Fernando Ónega Jr y su madre Ángela Rodrigo
El hijo menor de Fernando Ónega da un paso al frente sin sus hermanas Sonsoles y Cristina
A sus casi 24 años y alejado del mundo de la comunicación, el joven ingeniero informático asumió la representación familiar junto a su madre, Ángela Rodrigo
Fernando Ónega Rodrigo, el hijo menor del periodista Fernando Ónega, asumió la representación de su familia en la entrega de los Premios Bravo otorgados por la Conferencia Episcopal Española en Madrid. A sus casi 24 años, el joven subió al estrado para recoger el premio Bravo Especial concedido a su padre a título póstumo, un galardón que llega dos meses y medio después del fallecimiento del comunicador gallego, ocurrido el pasado 3 de marzo a los 78 años.
El jurado del certamen enfatizó que la trayectoria de Ónega permanece estrechamente ligada a la crónica política de la Transición y que su estilo directo continúa siendo un modelo de aprendizaje para las nuevas generaciones de profesionales de la información por su constante defensa de los derechos humanos y la dignidad de las personas a lo largo de sus décadas de ejercicio.
En una cita marcada por el recuerdo al periodista, Fernando Jr. estuvo acompañado por su madre, Ángela Rodrigo, con quien el comunicador compartió los últimos 26 años de su vida tras su separación de Marisol Salcedo, madre de sus hijas mayores. La presencia del joven supuso un hecho excepcional debido a su habitual discreción y distanciamiento de los focos que habitualmente rodean a sus hermanas, las reconocidas periodistas Cristina y Sonsoles Ónega. Ambas no acudieron a la sede eclesiástica y, según ha trascendido, su ausencia estaría relacionada con compromisos laborales en sus respectivos medios. Cristina se encontraría centrada en sus funciones de dirección en el Canal 24 Horas de RTVE, mientras que Sonsoles estaría al frente de su espacio diario en Antena 3.
Graduado en Ingeniería Informática
A diferencia de la senda periodística que define a su apellido, Fernando Ónega Rodrigo ha optado por orientar su carrera profesional hacia el sector de la tecnología de vanguardia y la ingeniería. Tras graduarse en Ingeniería Informática por la Universidad Autónoma de Madrid, se ha especializado en áreas de alta demanda técnica como el desarrollo de software y la tecnología computacional avanzada. Actualmente, ejerce como arquitecto de soluciones de inteligencia artificial generativa para la empresa Apex Lab, una labor vinculada al diseño de infraestructuras de sistemas automatizados que compatibiliza mediante un modelo de trabajo en remoto.
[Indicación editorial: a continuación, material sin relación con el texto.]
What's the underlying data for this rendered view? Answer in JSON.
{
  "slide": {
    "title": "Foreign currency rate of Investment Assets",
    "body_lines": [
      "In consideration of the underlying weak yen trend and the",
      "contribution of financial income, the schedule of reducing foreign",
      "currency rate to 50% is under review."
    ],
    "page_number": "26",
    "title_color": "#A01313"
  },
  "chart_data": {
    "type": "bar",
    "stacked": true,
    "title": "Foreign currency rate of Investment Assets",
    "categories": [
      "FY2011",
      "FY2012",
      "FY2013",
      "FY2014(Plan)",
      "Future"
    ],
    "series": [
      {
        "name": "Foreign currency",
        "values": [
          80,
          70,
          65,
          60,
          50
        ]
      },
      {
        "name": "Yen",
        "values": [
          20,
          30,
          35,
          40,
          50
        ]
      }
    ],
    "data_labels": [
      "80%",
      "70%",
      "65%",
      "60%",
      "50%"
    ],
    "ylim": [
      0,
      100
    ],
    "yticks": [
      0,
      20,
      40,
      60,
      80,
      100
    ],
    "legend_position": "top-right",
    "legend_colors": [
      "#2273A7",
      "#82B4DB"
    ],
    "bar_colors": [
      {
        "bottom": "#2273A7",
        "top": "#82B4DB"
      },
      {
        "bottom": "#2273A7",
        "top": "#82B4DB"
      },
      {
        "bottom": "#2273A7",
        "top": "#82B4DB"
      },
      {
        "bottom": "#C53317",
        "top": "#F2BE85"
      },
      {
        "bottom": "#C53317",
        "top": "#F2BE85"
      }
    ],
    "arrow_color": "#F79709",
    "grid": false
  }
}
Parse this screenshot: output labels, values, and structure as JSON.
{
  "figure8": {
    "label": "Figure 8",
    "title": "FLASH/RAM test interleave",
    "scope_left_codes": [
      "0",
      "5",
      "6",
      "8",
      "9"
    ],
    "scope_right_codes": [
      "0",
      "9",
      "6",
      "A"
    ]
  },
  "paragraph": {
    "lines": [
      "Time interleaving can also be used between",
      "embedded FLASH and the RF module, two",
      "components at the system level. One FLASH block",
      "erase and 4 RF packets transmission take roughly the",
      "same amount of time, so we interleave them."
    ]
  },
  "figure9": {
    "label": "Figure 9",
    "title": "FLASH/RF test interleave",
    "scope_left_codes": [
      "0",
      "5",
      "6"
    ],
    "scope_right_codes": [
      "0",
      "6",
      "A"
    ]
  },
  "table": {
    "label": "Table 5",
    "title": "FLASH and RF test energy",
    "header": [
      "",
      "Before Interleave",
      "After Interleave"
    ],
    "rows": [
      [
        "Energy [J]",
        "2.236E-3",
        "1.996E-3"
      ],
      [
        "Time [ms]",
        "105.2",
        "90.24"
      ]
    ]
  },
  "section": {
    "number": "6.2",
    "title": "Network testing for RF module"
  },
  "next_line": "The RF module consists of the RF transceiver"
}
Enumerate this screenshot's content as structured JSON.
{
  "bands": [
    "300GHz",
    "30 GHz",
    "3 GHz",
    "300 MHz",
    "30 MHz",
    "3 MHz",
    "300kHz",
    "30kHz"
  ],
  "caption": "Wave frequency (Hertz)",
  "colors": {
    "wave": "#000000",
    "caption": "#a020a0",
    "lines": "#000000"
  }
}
En el ámbito digital especializado, participa activamente bajo el pseudónimo Onegafer en plataformas de desarrollo colaborativo como Hugging Face, donde comparte y testea modelos predictivos, análisis de datos y procesamiento del lenguaje natural. Fuera de este entorno profesional, mantiene un blindaje absoluto sobre su intimidad, configurando sus perfiles personales en redes sociales en modo privado para preservar un estricto anonimato frente a la atención mediática.
A pesar de la notable diferencia de edad y de haber tomado rumbos profesionales opuestos, la cohesión entre los hermanos es constante, habiendo compartido momentos públicos.
Durante la lectura de su discurso de agradecimiento, apoyado en las notas de su teléfono móvil, el joven remarcó la profunda dedicación que su progenitor profesó hacia su oficio. En declaraciones posteriores, el informático definió la emotividad de un homenaje donde su madre, Ángela Rodrigo, también quiso dedicar unas palabras de reconocimiento a la figura del que calificó como un esposo y padre excepcional. «Ha sido un ejemplo, aparte de en casa, para muchas personas. Como este padre, ninguno», añadió Fernando.
La jornada de galardones se completó con distinciones en otras modalidades artísticas para creadoras como la cantante Rosalía por su álbum Lux o la directora de cine Alauda Ruiz de Azúa por su película Los domingos.